Una delle questioni centrali per cui la Fondazione Adecco si sta adoperando riguarda l’integrazione delle donne. «Molte di loro necessitano di trovare un lavoro che le aiuti a sostenere la famiglia, compito che spesso devono portare avanti da sole. Serve studiare un piano di empowerment», dice Reale.
Il valore delle competenze
In molti casi i titoli di studio non sono tutto. «Molti rifugiati non hanno attestati validi in Italia e serve spesso, perciò, un esame delle competenze», spiega Reale, ricordando il caso di un rifugiato proveniente dalla Germania che non aveva titoli validi in Italia. «Le sue competenze però erano più che valide e infatti lo abbiamo segnalato a Modis, azienda tecnologica leader di settore, che lo ha assunto».
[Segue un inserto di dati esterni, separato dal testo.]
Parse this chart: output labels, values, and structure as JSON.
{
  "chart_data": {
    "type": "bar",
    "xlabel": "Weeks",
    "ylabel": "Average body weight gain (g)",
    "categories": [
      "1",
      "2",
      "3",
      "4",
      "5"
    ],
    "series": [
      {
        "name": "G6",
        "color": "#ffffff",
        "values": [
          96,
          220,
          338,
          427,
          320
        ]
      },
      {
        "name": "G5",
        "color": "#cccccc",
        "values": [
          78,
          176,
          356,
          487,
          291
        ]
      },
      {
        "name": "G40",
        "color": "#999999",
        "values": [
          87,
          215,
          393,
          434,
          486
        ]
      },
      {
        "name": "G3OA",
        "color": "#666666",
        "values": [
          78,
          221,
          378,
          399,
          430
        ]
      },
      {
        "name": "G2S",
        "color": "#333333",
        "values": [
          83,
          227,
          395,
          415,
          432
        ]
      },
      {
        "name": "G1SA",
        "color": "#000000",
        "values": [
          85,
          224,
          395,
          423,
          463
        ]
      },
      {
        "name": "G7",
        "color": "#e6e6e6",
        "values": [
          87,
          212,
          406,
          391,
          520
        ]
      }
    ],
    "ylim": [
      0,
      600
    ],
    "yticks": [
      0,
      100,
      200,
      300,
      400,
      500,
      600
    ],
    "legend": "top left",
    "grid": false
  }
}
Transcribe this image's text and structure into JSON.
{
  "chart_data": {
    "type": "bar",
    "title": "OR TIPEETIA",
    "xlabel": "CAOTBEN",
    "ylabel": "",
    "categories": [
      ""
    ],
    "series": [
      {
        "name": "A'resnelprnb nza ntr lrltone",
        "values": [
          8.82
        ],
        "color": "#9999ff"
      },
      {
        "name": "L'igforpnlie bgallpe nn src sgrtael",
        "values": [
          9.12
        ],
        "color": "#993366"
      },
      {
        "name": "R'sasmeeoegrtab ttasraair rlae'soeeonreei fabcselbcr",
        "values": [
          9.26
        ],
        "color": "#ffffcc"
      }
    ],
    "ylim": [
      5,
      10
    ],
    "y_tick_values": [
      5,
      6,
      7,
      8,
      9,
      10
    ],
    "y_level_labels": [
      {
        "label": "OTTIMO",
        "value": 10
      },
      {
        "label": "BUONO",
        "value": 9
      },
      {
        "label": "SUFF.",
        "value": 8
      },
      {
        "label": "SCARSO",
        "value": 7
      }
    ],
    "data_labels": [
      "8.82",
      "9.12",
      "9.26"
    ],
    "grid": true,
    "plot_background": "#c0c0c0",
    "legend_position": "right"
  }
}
Andare oltre il curriculum scritto in alcuni casi è fondamentale. «Crediamo che spesso situazioni più aperte ed inclusive aiutino a far emergere le capacità di ciascuno», spiega Reale. «Sono proprio queste il vero motore per il mondo del lavoro di domani: non basta più guardare i titoli, visto che spesso ci sono persone che hanno un background di livello, che può essere paragonabile o superiore a quello di un neolaureato’. Serve un cambio di mentalità».